Paint the town red
Fresh off their successful run on the other side of the border, Pakistani band Laal couldn't have picked a better time to release their second album, Utho Meri Duniya. The Guide gets a sneak peek into the lives of these activists-turned-musicians about their work, and its revolutionary outlook in today's times
Music is often used as a tool of expression rather than merely for entertainment and Pakistani music band Laal is utilising this aspect of music as a catalyst in raising socio-political issues and bringing a change in the society. Heavily inspired from the writings of revolutionary poets like Faiz Ahmed Faiz, Habib Jalib and Ahmed Faraz, Laal which includes Dr Taimur Rahman (guitar/ vocals), Mahvash Waqar (back-up vocals) and Haider Rahman (flute), is in town for a performance and to release their second album Utho Meri Duniya. Excerpts from an interview with frontman Dr Taimur Rahman:
Laal is known for its socialist political songs. Why did you guys decide to take that path?
Well, we began not as musicians but as political grassroots activists. We have been working to build a socialist movement in Pakistan for the last 15 years. Since music was always a part of our lives in so many different ways, we began to sing and perform revolutionary songs at rallies of workers and peasants and also during the lawyer’s movement.

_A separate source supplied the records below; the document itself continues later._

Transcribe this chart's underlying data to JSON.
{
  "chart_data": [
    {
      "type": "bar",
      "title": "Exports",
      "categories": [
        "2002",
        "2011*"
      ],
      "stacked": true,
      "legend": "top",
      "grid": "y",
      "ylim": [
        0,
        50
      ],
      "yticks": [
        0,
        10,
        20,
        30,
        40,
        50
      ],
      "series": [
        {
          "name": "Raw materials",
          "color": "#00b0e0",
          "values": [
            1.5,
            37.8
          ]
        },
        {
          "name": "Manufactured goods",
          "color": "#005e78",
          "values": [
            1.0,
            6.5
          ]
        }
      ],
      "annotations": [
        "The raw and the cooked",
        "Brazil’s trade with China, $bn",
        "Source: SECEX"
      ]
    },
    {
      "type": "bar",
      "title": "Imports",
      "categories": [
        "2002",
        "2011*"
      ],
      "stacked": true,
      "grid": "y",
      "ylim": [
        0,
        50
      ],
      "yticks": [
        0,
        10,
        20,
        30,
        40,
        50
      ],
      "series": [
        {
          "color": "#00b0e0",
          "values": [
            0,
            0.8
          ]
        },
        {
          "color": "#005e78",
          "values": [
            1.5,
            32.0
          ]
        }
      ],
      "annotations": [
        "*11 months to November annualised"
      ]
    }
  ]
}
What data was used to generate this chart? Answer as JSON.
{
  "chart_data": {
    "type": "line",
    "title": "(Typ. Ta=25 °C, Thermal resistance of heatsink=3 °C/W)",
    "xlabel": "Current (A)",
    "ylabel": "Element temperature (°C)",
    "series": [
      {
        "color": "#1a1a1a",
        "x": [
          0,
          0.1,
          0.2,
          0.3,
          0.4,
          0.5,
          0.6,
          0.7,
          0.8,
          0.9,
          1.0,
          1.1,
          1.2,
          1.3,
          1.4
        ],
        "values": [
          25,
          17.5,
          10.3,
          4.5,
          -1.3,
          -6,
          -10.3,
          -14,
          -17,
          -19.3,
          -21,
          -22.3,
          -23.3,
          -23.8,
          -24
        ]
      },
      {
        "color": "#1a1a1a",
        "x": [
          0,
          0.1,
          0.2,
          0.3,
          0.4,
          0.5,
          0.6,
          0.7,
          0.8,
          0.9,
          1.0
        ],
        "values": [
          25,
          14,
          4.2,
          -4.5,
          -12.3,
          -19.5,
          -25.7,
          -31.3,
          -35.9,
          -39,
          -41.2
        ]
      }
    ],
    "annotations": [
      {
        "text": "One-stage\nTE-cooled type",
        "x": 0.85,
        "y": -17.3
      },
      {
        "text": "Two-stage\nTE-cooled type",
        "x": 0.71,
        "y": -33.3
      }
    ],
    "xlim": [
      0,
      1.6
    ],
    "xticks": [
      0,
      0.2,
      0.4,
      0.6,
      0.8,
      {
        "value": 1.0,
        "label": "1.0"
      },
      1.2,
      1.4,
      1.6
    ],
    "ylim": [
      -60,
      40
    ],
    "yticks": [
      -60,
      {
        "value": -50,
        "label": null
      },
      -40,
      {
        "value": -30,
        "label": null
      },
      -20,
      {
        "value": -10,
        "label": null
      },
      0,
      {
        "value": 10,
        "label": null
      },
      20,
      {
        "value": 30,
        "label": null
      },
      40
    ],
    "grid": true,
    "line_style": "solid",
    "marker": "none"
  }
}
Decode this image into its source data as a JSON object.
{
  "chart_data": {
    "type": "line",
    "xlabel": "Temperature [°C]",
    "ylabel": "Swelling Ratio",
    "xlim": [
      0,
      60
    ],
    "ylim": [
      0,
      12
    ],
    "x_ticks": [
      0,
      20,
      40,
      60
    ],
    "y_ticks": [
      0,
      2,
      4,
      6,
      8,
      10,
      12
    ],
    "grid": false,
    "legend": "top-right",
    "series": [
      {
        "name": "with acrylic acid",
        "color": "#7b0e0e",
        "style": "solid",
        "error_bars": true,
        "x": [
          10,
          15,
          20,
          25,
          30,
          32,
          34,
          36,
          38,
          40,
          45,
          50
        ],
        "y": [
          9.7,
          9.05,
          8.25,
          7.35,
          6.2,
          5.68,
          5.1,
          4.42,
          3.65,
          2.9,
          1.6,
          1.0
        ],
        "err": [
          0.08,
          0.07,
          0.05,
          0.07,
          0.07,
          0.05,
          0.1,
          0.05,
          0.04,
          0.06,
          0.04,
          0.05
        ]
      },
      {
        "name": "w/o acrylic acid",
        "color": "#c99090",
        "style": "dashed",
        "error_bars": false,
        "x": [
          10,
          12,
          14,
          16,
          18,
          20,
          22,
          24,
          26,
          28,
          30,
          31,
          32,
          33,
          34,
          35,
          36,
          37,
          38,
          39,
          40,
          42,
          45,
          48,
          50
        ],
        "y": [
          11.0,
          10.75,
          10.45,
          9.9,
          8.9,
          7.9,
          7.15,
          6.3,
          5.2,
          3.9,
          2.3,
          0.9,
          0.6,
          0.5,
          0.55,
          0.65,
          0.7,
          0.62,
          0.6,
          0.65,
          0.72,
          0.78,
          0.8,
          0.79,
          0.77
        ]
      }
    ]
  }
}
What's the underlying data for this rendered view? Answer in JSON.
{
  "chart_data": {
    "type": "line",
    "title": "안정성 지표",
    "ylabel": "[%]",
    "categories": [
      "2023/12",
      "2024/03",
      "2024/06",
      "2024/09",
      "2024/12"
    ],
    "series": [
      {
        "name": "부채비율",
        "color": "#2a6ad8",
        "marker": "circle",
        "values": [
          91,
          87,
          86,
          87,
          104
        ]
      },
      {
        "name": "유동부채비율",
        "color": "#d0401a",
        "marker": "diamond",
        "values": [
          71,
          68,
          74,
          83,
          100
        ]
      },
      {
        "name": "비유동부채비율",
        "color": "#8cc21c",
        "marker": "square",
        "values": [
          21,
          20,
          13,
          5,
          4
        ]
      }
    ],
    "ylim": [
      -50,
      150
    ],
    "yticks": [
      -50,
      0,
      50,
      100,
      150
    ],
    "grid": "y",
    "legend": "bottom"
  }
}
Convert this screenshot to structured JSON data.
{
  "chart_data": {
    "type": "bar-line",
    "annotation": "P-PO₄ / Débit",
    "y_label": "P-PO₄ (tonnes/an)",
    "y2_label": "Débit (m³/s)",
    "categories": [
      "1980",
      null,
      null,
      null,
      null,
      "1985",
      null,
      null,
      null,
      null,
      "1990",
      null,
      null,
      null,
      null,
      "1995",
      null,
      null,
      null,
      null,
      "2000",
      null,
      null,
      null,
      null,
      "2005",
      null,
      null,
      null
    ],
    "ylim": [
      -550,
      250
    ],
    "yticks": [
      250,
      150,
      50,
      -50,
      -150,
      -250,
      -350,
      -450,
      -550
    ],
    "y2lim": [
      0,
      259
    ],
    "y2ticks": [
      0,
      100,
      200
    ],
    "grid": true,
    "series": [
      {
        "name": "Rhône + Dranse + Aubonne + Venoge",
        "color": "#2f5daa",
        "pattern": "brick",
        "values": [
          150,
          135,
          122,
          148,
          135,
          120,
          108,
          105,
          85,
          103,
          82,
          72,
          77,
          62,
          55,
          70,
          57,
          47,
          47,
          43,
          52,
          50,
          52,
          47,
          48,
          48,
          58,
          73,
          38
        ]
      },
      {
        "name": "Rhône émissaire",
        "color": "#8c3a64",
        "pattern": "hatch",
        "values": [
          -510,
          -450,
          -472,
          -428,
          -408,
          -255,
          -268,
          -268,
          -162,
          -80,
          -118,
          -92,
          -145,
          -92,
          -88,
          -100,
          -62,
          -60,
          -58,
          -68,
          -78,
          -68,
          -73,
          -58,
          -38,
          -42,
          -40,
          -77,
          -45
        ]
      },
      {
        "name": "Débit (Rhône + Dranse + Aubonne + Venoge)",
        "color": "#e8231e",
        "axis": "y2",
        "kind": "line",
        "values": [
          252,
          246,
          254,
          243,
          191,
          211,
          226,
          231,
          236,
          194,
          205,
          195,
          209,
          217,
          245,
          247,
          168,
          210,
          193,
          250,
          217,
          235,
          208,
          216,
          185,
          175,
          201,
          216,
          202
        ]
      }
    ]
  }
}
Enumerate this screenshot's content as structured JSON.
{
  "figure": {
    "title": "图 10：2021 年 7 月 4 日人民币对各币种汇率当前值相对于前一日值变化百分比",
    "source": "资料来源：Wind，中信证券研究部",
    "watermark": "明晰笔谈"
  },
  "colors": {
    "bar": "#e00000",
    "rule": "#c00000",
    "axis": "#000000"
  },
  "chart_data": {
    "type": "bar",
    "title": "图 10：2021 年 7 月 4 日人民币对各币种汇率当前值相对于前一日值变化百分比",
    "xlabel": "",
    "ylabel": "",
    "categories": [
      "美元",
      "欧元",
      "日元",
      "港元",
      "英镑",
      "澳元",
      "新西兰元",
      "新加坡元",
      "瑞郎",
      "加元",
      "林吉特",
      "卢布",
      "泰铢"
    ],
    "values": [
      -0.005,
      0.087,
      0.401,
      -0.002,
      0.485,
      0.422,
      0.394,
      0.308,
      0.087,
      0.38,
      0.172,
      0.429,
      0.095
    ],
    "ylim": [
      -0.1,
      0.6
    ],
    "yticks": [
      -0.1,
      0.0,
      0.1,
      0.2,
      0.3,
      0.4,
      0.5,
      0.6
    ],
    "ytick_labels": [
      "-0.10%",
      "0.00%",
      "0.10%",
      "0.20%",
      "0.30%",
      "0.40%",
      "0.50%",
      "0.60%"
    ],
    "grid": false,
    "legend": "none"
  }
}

This developed into Laal because we discovered that a song was a million times more effective than any political speech we could make.
What part does music play in a revolutionary movement?
Not just music but art in general plays a key role in any movement. Political theory convinces the mind, but art moves the soul. And without that emotional appeal, no human being is ready to take part in any movement to change the world. So from Gorky to Faiz, art is integral to the movement for a new society. Laal is merely the continuation of this great tradition of progressive writers and artists.
Are you afraid of voicing your opinions against the system? What about the backlash, criticism or controversy?
Yes, we do. But then we overcome our fear by realising that if we do not raise our voice against tyranny, it will only get stronger. We have also discovered that one is most scared when one is silent. But when one raises one’s voice, the fear vanishes and courage takes its place. That’s what our songs are also about.
Tell us something about your new album? How similar or different is it from your first (Umeed-e-Sahar)?
Poetically, it relies more on Faiz than the last album (which was based more on Jalib). Thematically, it touches more deeply on the question of religious fundamentalism that is responsible for the death of over 37,000 Pakistanis. Musically, I think it is more rock-oriented than the last album. It has upbeat songs that are great fun to perform live.
Why did you decide to release your album in India?
Why not? Thanks to the Internet, we already have a big following in India; the progressive tradition is massive in India. Culturally, India and Pakistan have so many similarities. Pakistani music is loved and adored in India. I also want to show people in India the progressive aspects of Pakistani society. I want to introduce youngsters to the Pakistan of Faiz, Jalib and Baba Fareed. I want them to learn of the Pakistan of music, literature, poetry, dance, and the struggle for freedom. By doing so, I wish to break down negative stereotypes on both sides of the border.